Great Britain’s safety regulator has issued a safety notice on the use of wheeled loading shovels after nine people have been killed in the past four years.
The Health and Safety Executive (HSE) notice follows the fatal vehicle-pedestrian collisions, six of which were in the waste and recycling sector, with the remainder involved moving wood chip.
The safety watchdog identified issues of poor visibility caused by the bucket and load, the engine at the rear and the cab pillars, significantly reducing the drivers’ ability to see pedestrians and, to a lesser extent, other vehicles. The use of larger capacity buckets, which has become common practice where low-density material is being moved, makes forward visibility significantly worse.
Regulation 4 of the Provision and Use of Work Equipment Regulations 1998 (PUWER) requires machinery to be suitable for the purpose for which it is used. This also applies if the equipment is adapted, for example by fitting a larger bucket.
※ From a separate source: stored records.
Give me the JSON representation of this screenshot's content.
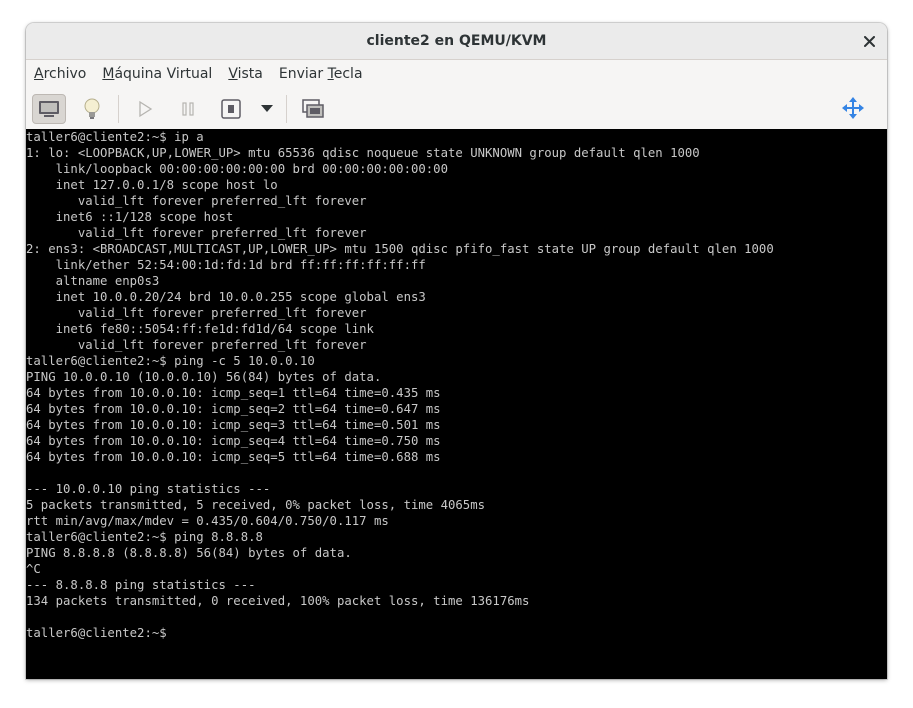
{
  "window": {
    "title": "cliente2 en QEMU/KVM"
  },
  "menu": [
    {
      "pre": "",
      "ul": "A",
      "post": "rchivo"
    },
    {
      "pre": "",
      "ul": "M",
      "post": "áquina Virtual"
    },
    {
      "pre": "",
      "ul": "V",
      "post": "ista"
    },
    {
      "pre": "Enviar ",
      "ul": "T",
      "post": "ecla"
    }
  ],
  "toolbar": {
    "icons": [
      "monitor-icon",
      "lightbulb-icon",
      "play-icon",
      "pause-icon",
      "power-icon",
      "dropdown-arrow-icon",
      "screenshot-icon",
      "resize-icon"
    ]
  },
  "console": {
    "lines": [
      "taller6@cliente2:~$ ip a",
      "1: lo: <LOOPBACK,UP,LOWER_UP> mtu 65536 qdisc noqueue state UNKNOWN group default qlen 1000",
      "    link/loopback 00:00:00:00:00:00 brd 00:00:00:00:00:00",
      "    inet 127.0.0.1/8 scope host lo",
      "       valid_lft forever preferred_lft forever",
      "    inet6 ::1/128 scope host",
      "       valid_lft forever preferred_lft forever",
      "2: ens3: <BROADCAST,MULTICAST,UP,LOWER_UP> mtu 1500 qdisc pfifo_fast state UP group default qlen 1000",
      "    link/ether 52:54:00:1d:fd:1d brd ff:ff:ff:ff:ff:ff",
      "    altname enp0s3",
      "    inet 10.0.0.20/24 brd 10.0.0.255 scope global ens3",
      "       valid_lft forever preferred_lft forever",
      "    inet6 fe80::5054:ff:fe1d:fd1d/64 scope link",
      "       valid_lft forever preferred_lft forever",
      "taller6@cliente2:~$ ping -c 5 10.0.0.10",
      "PING 10.0.0.10 (10.0.0.10) 56(84) bytes of data.",
      "64 bytes from 10.0.0.10: icmp_seq=1 ttl=64 time=0.435 ms",
      "64 bytes from 10.0.0.10: icmp_seq=2 ttl=64 time=0.647 ms",
      "64 bytes from 10.0.0.10: icmp_seq=3 ttl=64 time=0.501 ms",
      "64 bytes from 10.0.0.10: icmp_seq=4 ttl=64 time=0.750 ms",
      "64 bytes from 10.0.0.10: icmp_seq=5 ttl=64 time=0.688 ms",
      "",
      "--- 10.0.0.10 ping statistics ---",
      "5 packets transmitted, 5 received, 0% packet loss, time 4065ms",
      "rtt min/avg/max/mdev = 0.435/0.604/0.750/0.117 ms",
      "taller6@cliente2:~$ ping 8.8.8.8",
      "PING 8.8.8.8 (8.8.8.8) 56(84) bytes of data.",
      "^C",
      "--- 8.8.8.8 ping statistics ---",
      "134 packets transmitted, 0 received, 100% packet loss, time 136176ms",
      "",
      "taller6@cliente2:~$"
    ]
  },
  "colors": {
    "console_bg": "#000000",
    "console_fg": "#c8c8c8",
    "titlebar_bg": "#ebebeb"
  }
}
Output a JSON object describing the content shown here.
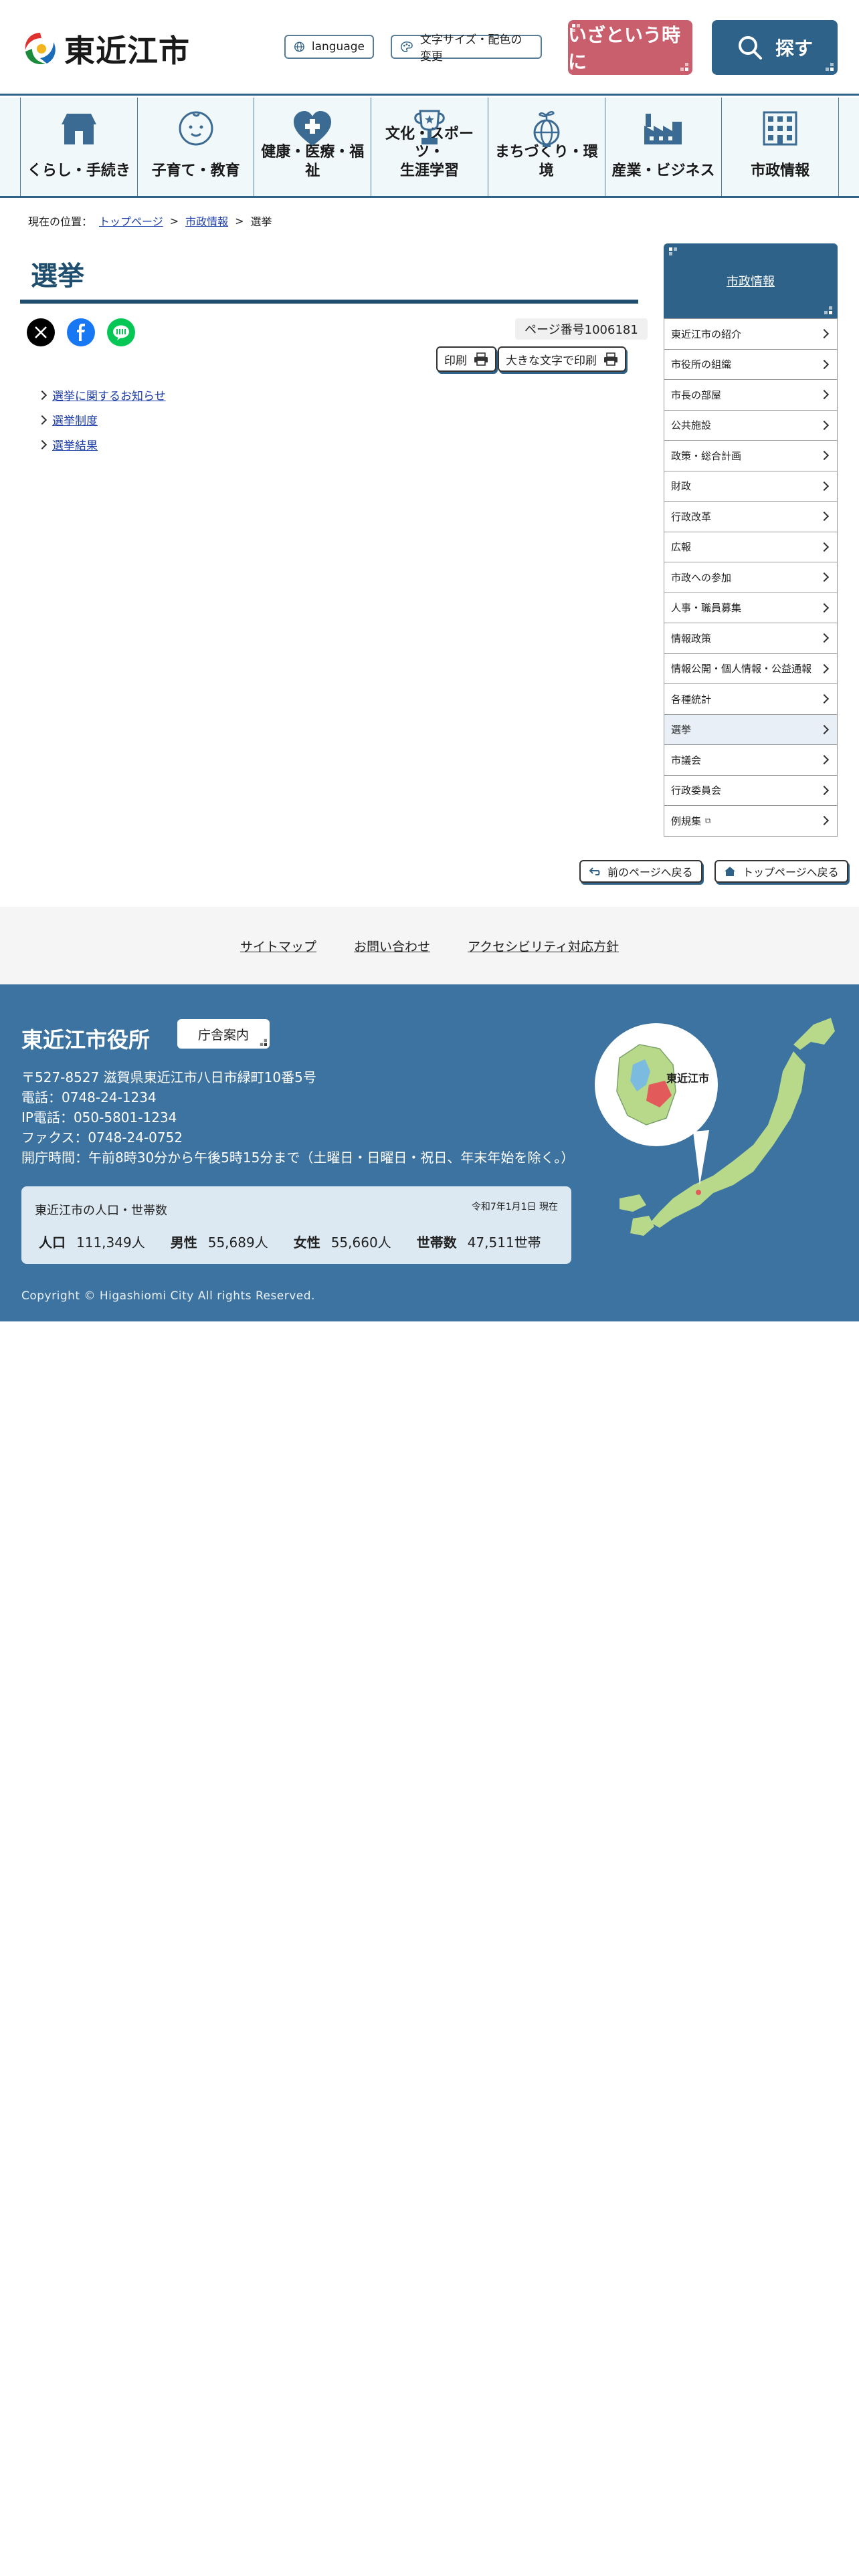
{
  "header": {
    "site_name": "東近江市",
    "language_label": "language",
    "font_color_label": "文字サイズ・配色の変更",
    "emergency_label": "いざという時に",
    "search_label": "探す",
    "colors": {
      "emergency": "#c95f6d",
      "search": "#2f6288"
    }
  },
  "gnav": {
    "items": [
      {
        "label": "くらし・手続き",
        "icon": "house-icon"
      },
      {
        "label": "子育て・教育",
        "icon": "baby-icon"
      },
      {
        "label": "健康・医療・福祉",
        "icon": "heart-plus-icon"
      },
      {
        "label": "文化・スポーツ・\n生涯学習",
        "icon": "trophy-icon"
      },
      {
        "label": "まちづくり・環境",
        "icon": "globe-sprout-icon"
      },
      {
        "label": "産業・ビジネス",
        "icon": "factory-icon"
      },
      {
        "label": "市政情報",
        "icon": "building-icon"
      }
    ]
  },
  "breadcrumb": {
    "prefix": "現在の位置：",
    "items": [
      "トップページ",
      "市政情報",
      "選挙"
    ],
    "separator": ">"
  },
  "main": {
    "title": "選挙",
    "page_number": "ページ番号1006181",
    "print_label": "印刷",
    "print_large_label": "大きな文字で印刷",
    "links": [
      "選挙に関するお知らせ",
      "選挙制度",
      "選挙結果"
    ]
  },
  "side": {
    "heading": "市政情報",
    "items": [
      {
        "label": "東近江市の紹介"
      },
      {
        "label": "市役所の組織"
      },
      {
        "label": "市長の部屋"
      },
      {
        "label": "公共施設"
      },
      {
        "label": "政策・総合計画"
      },
      {
        "label": "財政"
      },
      {
        "label": "行政改革"
      },
      {
        "label": "広報"
      },
      {
        "label": "市政への参加"
      },
      {
        "label": "人事・職員募集"
      },
      {
        "label": "情報政策"
      },
      {
        "label": "情報公開・個人情報・公益通報"
      },
      {
        "label": "各種統計"
      },
      {
        "label": "選挙"
      },
      {
        "label": "市議会"
      },
      {
        "label": "行政委員会"
      },
      {
        "label": "例規集"
      }
    ],
    "active_index": 13
  },
  "back": {
    "prev_label": "前のページへ戻る",
    "top_label": "トップページへ戻る"
  },
  "footer_links": [
    "サイトマップ",
    "お問い合わせ",
    "アクセシビリティ対応方針"
  ],
  "footer": {
    "office_name": "東近江市役所",
    "guide_label": "庁舎案内",
    "postal_address": "〒527-8527  滋賀県東近江市八日市緑町10番5号",
    "tel": "電話：0748-24-1234",
    "ip_tel": "IP電話：050-5801-1234",
    "fax": "ファクス：0748-24-0752",
    "hours": "開庁時間：午前8時30分から午後5時15分まで（土曜日・日曜日・祝日、年末年始を除く。）",
    "map_label": "東近江市",
    "population": {
      "title": "東近江市の人口・世帯数",
      "date": "令和7年1月1日 現在",
      "total_label": "人口",
      "total_value": "111,349人",
      "male_label": "男性",
      "male_value": "55,689人",
      "female_label": "女性",
      "female_value": "55,660人",
      "households_label": "世帯数",
      "households_value": "47,511世帯"
    },
    "copyright": "Copyright © Higashiomi City All rights Reserved."
  }
}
‘BEFORE USING WHEELED LOADERS – OR MAKING CHANGES TO THEM – YOU SHOULD REVIEW YOUR WORKPLACE TRANSPORT RISK ASSESSMENTS’
Manufacturers and other specialist suppliers have attempted to address the problem by adding ‘visibility slots’ or mesh at the top of buckets, but evidence from investigations suggests these are ineffective when the bucket is in the carry position or obscured by the load. Camera systems have been under development for some time, but their effectiveness remains unproven and are not widely available.
‘Poorly planned use of wheeled loading shovels can have fatal consequences,’ said Tim Small, who is head of the HSE’s waste and recycling team.
‘This safety notice reminds duty holders who use these machines of the need to fully assess and actively manage the risk of vehicle-pedestrian collisions. Currently, the only effective control measure is strict segregation of vehicles and pedestrians. If you cannot ensure that segregation, you should not use larger capacity buckets or wheeled loaders, but employ alternative work methods such as using different machinery and/or site management arrangements.
‘Before using wheeled loaders – or making changes to them – you should review your workplace transport risk assessments to ensure they will be safe to use in your environment and in the way you intend to use them. By implementing appropriate risk controls, needless pedestrian deaths could be avoided.’